It is not then the Law of The Tendency For the Rate of Profit To Fall, which lies behind the crises of overproduction, typical of the Autumn or crisis phase of the cycle, but those crises, which provide the impetus for a new Innovation Cycle, to overcome the constraints of inadequate exploitable labour supplies. It is this new Innovation Cycle, which then produces the labour saving technologies that overcome that constraint, and so raise social productivity, which then creates the conditions for the Law Of The Tendency for the Rate of Profit To Fall to operate, as this higher productivity causes relatively lower quantities of fixed capital and variable capital, to process larger quantities of materials, thereby causing the organic composition of capital to rise.
But, this is then not the cause of crises of overproduction, it is both a consequence of them, and the means by which they are overcome!

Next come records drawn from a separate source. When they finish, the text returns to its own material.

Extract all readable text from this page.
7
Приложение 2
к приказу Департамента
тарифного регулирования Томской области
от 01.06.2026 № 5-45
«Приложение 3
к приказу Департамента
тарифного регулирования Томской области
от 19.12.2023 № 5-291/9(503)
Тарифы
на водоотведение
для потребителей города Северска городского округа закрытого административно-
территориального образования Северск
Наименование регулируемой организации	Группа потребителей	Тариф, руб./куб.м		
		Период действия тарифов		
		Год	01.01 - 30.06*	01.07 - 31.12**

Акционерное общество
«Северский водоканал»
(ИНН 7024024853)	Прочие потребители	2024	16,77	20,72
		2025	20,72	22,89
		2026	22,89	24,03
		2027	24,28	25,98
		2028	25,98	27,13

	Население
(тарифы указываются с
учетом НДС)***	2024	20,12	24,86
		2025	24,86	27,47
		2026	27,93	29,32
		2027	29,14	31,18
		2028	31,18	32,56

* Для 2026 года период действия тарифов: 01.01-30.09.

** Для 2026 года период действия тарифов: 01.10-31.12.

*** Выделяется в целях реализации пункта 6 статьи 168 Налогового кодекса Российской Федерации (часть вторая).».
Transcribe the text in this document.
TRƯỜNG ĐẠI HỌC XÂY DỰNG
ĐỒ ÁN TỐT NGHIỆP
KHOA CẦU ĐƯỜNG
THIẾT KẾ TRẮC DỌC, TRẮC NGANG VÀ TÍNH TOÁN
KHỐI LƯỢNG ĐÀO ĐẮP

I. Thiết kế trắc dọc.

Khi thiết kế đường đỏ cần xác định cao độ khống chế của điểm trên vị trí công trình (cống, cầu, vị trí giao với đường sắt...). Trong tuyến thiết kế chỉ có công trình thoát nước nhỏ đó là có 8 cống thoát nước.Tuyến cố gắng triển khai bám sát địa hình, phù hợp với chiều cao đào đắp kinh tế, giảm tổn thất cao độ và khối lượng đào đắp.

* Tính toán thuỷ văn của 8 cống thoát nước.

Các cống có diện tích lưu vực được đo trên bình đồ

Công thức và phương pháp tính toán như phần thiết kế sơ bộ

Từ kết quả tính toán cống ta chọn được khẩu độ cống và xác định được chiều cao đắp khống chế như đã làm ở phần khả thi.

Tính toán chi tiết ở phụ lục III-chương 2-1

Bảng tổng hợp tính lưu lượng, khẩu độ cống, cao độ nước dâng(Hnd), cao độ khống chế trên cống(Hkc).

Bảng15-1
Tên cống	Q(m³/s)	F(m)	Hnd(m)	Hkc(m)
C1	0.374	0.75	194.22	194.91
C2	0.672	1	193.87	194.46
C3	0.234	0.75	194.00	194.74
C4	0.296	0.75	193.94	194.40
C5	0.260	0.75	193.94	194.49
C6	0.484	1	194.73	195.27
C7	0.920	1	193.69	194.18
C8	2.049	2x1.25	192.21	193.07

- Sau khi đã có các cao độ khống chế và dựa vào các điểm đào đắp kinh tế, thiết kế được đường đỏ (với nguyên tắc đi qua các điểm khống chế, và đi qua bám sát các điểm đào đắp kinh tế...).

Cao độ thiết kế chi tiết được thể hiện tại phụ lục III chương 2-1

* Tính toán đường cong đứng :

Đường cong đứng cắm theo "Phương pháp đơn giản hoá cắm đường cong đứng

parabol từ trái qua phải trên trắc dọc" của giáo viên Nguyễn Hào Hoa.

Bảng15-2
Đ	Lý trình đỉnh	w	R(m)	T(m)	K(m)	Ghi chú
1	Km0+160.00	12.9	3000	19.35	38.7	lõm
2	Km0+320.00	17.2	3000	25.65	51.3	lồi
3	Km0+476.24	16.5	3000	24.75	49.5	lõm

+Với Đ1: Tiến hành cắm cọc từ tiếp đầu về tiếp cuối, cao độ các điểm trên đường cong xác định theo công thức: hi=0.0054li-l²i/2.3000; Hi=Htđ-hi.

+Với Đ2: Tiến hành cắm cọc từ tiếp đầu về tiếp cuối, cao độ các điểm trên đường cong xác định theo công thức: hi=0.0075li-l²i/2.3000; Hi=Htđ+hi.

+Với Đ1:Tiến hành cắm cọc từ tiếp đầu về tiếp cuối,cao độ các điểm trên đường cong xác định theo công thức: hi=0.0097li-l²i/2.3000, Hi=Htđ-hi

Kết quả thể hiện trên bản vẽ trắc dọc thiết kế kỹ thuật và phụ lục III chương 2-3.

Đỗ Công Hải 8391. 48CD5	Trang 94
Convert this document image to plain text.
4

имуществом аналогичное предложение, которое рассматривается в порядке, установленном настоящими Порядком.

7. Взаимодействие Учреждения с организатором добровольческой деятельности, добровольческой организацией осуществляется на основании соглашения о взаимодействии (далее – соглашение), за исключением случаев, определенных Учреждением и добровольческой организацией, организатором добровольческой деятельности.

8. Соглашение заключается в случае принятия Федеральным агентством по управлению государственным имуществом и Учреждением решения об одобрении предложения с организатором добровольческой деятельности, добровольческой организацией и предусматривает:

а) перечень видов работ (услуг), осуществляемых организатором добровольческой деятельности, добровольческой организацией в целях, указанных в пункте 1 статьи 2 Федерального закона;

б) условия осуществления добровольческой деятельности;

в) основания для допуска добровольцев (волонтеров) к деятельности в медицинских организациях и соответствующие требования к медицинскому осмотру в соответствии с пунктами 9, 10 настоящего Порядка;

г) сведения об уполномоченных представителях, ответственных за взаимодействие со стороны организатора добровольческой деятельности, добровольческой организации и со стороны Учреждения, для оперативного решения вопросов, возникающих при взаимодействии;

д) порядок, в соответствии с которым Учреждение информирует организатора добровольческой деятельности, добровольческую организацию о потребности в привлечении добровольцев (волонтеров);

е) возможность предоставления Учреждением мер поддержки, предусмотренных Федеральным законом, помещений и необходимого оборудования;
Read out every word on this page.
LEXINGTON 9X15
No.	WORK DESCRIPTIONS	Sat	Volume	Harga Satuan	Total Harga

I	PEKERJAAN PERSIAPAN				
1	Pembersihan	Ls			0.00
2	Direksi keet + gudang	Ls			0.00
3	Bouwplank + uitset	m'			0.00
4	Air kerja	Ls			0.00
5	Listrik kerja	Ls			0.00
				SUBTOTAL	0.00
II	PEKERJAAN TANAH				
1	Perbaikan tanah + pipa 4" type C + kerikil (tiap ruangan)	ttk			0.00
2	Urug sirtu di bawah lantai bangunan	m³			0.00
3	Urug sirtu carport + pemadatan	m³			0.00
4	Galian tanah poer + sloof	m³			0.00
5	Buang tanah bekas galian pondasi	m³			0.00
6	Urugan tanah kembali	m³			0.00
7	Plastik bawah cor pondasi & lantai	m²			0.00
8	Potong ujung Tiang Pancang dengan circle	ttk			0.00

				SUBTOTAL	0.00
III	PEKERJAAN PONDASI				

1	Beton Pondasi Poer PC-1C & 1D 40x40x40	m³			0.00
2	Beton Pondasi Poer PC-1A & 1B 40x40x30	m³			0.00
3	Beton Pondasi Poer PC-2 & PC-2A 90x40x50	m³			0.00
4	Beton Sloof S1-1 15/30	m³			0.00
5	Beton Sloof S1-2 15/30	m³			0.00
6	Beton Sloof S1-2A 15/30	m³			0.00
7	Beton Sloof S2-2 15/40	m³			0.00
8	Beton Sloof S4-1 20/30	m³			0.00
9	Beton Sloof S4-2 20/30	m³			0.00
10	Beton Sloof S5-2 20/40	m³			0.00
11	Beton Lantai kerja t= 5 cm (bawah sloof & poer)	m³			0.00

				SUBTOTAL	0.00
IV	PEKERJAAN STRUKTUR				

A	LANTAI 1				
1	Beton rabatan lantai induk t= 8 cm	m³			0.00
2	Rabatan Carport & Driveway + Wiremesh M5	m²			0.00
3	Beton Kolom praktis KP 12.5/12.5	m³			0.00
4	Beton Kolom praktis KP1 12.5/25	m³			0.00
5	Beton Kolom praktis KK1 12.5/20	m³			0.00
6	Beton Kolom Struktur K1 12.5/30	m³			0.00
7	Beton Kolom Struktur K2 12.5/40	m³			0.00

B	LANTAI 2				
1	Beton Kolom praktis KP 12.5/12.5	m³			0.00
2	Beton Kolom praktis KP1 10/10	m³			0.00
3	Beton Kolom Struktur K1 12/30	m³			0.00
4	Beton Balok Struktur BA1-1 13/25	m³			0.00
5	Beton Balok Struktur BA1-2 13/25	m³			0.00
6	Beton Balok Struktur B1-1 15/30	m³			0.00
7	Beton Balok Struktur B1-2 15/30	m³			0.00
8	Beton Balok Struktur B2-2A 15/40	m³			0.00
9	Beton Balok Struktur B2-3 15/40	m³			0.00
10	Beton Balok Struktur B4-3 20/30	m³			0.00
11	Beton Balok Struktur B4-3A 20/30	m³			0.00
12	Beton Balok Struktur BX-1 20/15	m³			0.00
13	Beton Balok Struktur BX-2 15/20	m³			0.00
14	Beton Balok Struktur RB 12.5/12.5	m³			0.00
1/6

Firstly, new labour saving technologies, introduced in older industries cause an absolute reduction in employment in those industries, for the reasons described in Part 10. This releases capital and labour to be employed in new spheres of production, where the rate of profit is higher. But, the introduction of the new labour-saving technologies has other effects. It means that what were formerly more skilled jobs, can now be undertaken by semi-skilled or unskilled workers.
The monopoly of the print unions was broken, in the 1980's, for example, because new computer technology meant that the old methods of typesetting disappeared, and anyone could do typesetting who was able to use a computer keyboard. As a result, not only did a series of “Instant Print” workshops spring up in town centres across the country, often started by people who had been made redundant from other industries, using their redundancy money, which challenged the old print workshops, but it became possible to recruit entire new workforces, in parts of the country with no history of printing, as for example, Eddie Shah did in Runcorn.
This same process can be seen in the shifting of old mature industries to low wage economies in Asia, once the minimal infrastructure requirements are in place. But, similarly, the same Innovation Cycle creates not only new technologies that replace existing skilled labour, it also creates entirely new industries. In the 1930's, for example, the development of the motor car industry, and consumer electronics industries, did not develop in the old industrial areas of the North and North-East, where traditional engineering skills existed, but in the Midlands and South-East. Similarly, the development of the computer industry in the 1980's and 1990's, arose in the United States, on what was more or less completely virgin territory in Silicon Valley, in California, with lots of cheap housing for workers, as well as available industrial land, and a background in technology provided by Stanford University.
It is on this basis that the Innovation Cycle itself is a function of the Long Wave cycle, and not, as Schumpeter seemed to believe the explanation of it. This is why the Innovation Cycle itself repeats on a regular basis, not immediately prior to the development of a new boom period, but as a response to the previous crisis period.
George Ray, in the article referred to previously, quotes the work of Mensch (G. Mensch “Das technologische Patt” Frankfurt 1975 and also in “Stalemate in technology”, Ballinger, Cambridge, Mass. 1979) who, in suggesting the need for a “new push of basic innovations”, to lift the world out of its depressed state, of the time, also identified clusters of such basic innovations during the last 200 years, which correlated with Kondratieff’s cycle. These were in or around 1770, 1825, 1885, and 1935 with not much since – remember this was written in 1975. Ray compares these two sets of data and concludes,
“Kondratiev’s three troughs followed the innovation-poor periods with an even more uniform lag of about 50 years. Given the difficulties of measurement, this apparent regularity provides food for thought since, if the high ‘technological content’ of each of the long wave theories – most explicitly Schumpeter’s – is considered, this surely must be the most important macro-economic aspect of innovation.”